Los que profesan una fe y, encima, tienen tranquilamente una nación (tan tranquilamente como para no querer fastidiar a nadie porque no necesitan ser nacionalistas) son tan afortunados que despiertan la envidia de los que viven en continuo malestar. O, mejor dicho, en el remolino anímico de dos malestares de furiosa corriente. El primer malestar lo causa una limitación del intelecto que les impide acotar el concepto de nación de modo que se preserve la íntima verdad de una herencia de gran valor, y que lo haga sin aristas (salvo para los que actúen contra la pervivencia de su nación). Aquí hay que subrayar, incluso advertir, algo importante: para que la nación española se defienda al ver amenazada su existencia es indiferente que el Estado y las élites sean fieles o traidores. Lo acabará haciendo. Baste recordar la Guerra de la Independencia.

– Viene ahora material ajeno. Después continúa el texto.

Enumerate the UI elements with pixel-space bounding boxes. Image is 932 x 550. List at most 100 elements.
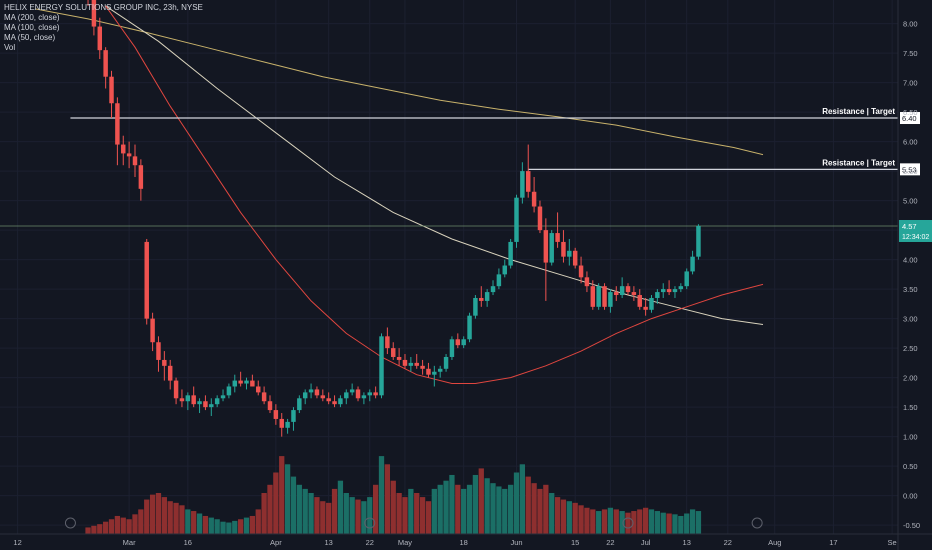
volume-bar [625,512,631,534]
volume-bar [443,480,449,534]
candle-body [203,401,208,408]
volume-bar [472,474,479,534]
bar-countdown-label: 12:34:02 [902,234,929,241]
candle-body [396,356,402,360]
volume-bar [572,502,578,534]
volume-bar [601,509,608,534]
candle-body [338,398,343,405]
volume-bar [607,507,614,534]
level-price-label: 5.53 [902,165,917,174]
volume-bar [642,507,649,534]
time-tick-label: Mar [123,538,136,547]
volume-bar [490,483,496,534]
volume-bar [560,499,567,534]
candle-body [608,292,613,307]
time-tick-label: 22 [366,538,374,547]
candle-body [684,271,689,287]
candle-body [496,274,502,287]
volume-bar [202,515,209,534]
volume-bar [331,488,338,534]
price-tick-label: 2.00 [903,374,918,383]
candle-body [678,286,684,290]
volume-bar [343,493,349,534]
time-tick-label: 12 [13,538,21,547]
ma100-line [105,5,764,325]
volume-bar [666,513,672,534]
volume-bar [549,493,555,534]
candle-body [455,339,461,346]
price-tick-label: 5.50 [903,167,918,176]
volume-bar [513,472,520,534]
candle-body [162,359,167,366]
candle-body [643,306,648,310]
price-tick-label: 3.00 [903,315,918,324]
candle-body [156,342,161,360]
price-tick-label: 0.00 [903,492,918,501]
volume-bar [678,515,684,534]
volume-bar [672,514,678,534]
candle-body [385,336,390,349]
time-tick-label: Apr [270,538,282,547]
volume-bar [431,488,437,534]
candle-body [649,297,654,310]
candle-body [261,392,267,402]
volume-bar [267,484,273,534]
volume-bar [578,505,584,534]
price-tick-label: 8.00 [903,20,918,29]
legend-vol[interactable]: Vol [4,43,16,52]
volume-bar [337,480,344,534]
volume-bar [648,509,655,534]
candle-body [637,295,642,307]
candle-body [426,368,431,375]
volume-bar [437,484,443,534]
price-axis[interactable]: 8.007.507.006.506.005.505.004.504.003.50… [897,0,932,550]
candle-body [549,233,554,263]
volume-bar [478,468,484,534]
candle-body [291,410,296,422]
candle-body [414,362,419,366]
candle-body [355,389,361,399]
candle-body [402,359,408,366]
volume-bar [502,488,508,534]
candle-body [449,339,455,357]
candle-body [690,256,695,272]
candle-body [91,0,97,27]
volume-bar [361,501,367,534]
candle-body [220,395,226,399]
volume-bar [220,521,226,534]
price-tick-label: 7.50 [903,49,918,58]
candle-body [121,144,126,154]
volume-bar [466,484,473,534]
legend-ma50[interactable]: MA (50, close) [4,33,56,42]
current-price-tag [899,219,932,242]
candle-body [373,392,378,396]
time-tick-label: 15 [571,538,579,547]
volume-bar [543,484,549,534]
price-tick-label: 6.00 [903,138,918,147]
volume-bar [214,519,220,534]
candle-body [302,392,308,399]
time-axis[interactable]: 12 Mar 16 Apr 13 22 May 18 Jun 15 22 Jul 13 22 Aug 17 Se [0,533,932,547]
candle-body [167,365,173,381]
volume-bar [537,488,543,534]
candle-body [314,389,320,396]
candle-body [408,362,414,366]
volume-bar [484,478,490,534]
volume-bar [596,511,602,534]
legend-symbol-title[interactable]: HELIX ENERGY SOLUTIONS GROUP INC, 23h, N… [4,3,203,12]
time-tick-label: 13 [325,538,333,547]
candle-body [602,286,607,307]
price-tick-label: 7.00 [903,79,918,88]
volume-bar [384,464,391,534]
legend-ma200[interactable]: MA (200, close) [4,13,60,22]
candle-body [467,315,472,340]
candle-body [361,395,367,399]
candle-body [572,250,578,266]
price-tick-label: 1.50 [903,403,918,412]
candle-body [666,289,672,293]
volume-bar [637,509,643,534]
candle-body [672,289,678,293]
legend-ma100[interactable]: MA (100, close) [4,23,60,32]
time-tick-label: 13 [683,538,691,547]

El segundo malestar viene de un dogmatismo extemporáneo e irritante: el de los ateístas. No hablo de ateos, no hablo de ateísmo (DRAE: convicción de la persona atea / condición de ateo). Hablo de ateístas, personas que padecen una obsesión enfermiza que sugiere una furiosa religión inversa. Su pesadez resulta de una pulsión que no es intelectual, aunque lo pretenda, ni obviamente espiritual. Solo buscan que su malestar se extienda. Distinto es el ateo, alguien genuinamente concernido por la trascendencia que no halla. La Iglesia católica propicia el diálogo con los ateos; el renovado Atrio de los Gentiles de Benedicto XVI es la prueba, así como innumerables escritos del mismo Papa intelectual. Lo mismo vale para el agnóstico, que, como es lógico, se recoge en su duda o indefinición. El ateísta es bien distinto. En lo intelectual, es peor que el islamista (espero que no haga falta aclarar la diferencia entre islam e islamismo). ¿La afirmación les parece exagerada? Reléanla. El islamista en lo intelectual, y el musulmán formado, se siente más ofendido por la ridiculización, vejación o insultos a Jesús que la inmensa mayoría de los cristianos europeos. Naturalmente, las ofensas no alcanzan al Señor, ni tampoco a quienes tal extremo comprenden, pero sí a los mejores creyentes: los sencillos. A esa miserable bajeza se dedica el Ministerio de Exteriores. Aparte de trabajar contra España.